Что касается попытки представить гражданскую войну «вооруженным плебисцитом», то это звучит по меньшей мере как несуразность. Напомним, что участниками этого странного «плебисцита» являлись фашисты итальянских моторизованных дивизий, нацистские насильники из легиона «Кондор», а также сотня тысяч марокканцев, которые были не более испанцами, чем легионеры Терсио.
Франко и примас Испании надеялись, что «Коллективное письмо» сгладит впечатление от разрушения Герники. Однако далеко не вся католическая общественность одобрила это послание, оно встретило и глубокое неприятие.

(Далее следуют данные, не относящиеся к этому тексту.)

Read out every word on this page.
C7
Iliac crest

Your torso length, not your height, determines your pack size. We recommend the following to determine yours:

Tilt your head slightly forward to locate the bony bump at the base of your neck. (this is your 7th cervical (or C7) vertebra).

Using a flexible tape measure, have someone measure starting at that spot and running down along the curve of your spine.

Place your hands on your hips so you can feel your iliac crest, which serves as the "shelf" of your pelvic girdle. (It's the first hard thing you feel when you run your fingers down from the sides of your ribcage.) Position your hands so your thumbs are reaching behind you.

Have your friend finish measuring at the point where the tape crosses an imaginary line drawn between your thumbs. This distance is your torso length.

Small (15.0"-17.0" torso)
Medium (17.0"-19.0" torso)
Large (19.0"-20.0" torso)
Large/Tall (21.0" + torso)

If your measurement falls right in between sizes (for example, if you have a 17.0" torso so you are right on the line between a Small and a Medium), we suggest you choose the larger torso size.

Если архиепископ Парижский, кардинал Вердье считал, что этот документ «проливает свет на истинное положение вещей», то такие видные представители французских католических кругов, как Жак Маритэн, Франсуа Мориак, Жорж Бернанос, Габриэль Марсель, Жак Мадоль, выступили против него.
Полемизируя с испанским доминиканцем Менендесом Рейгадой, Жак Маритэн в предисловии к книге Альфредо Мендисабаля «У истоков трагедии» писал следующее:
«Если вы считаете эту войну справедливой, то не говорите о ее священном характере. Уже тот факт, что люди убивают друг друга и считают это необходимым во имя социального устройства или национальных интересов, сам по себе достаточно ужасен. Так не убивайте же во имя господа Христа, ибо он не воитель, а бог милосердия и прощения, принявший смерть за всех людей. Его царствие — не от мира сего».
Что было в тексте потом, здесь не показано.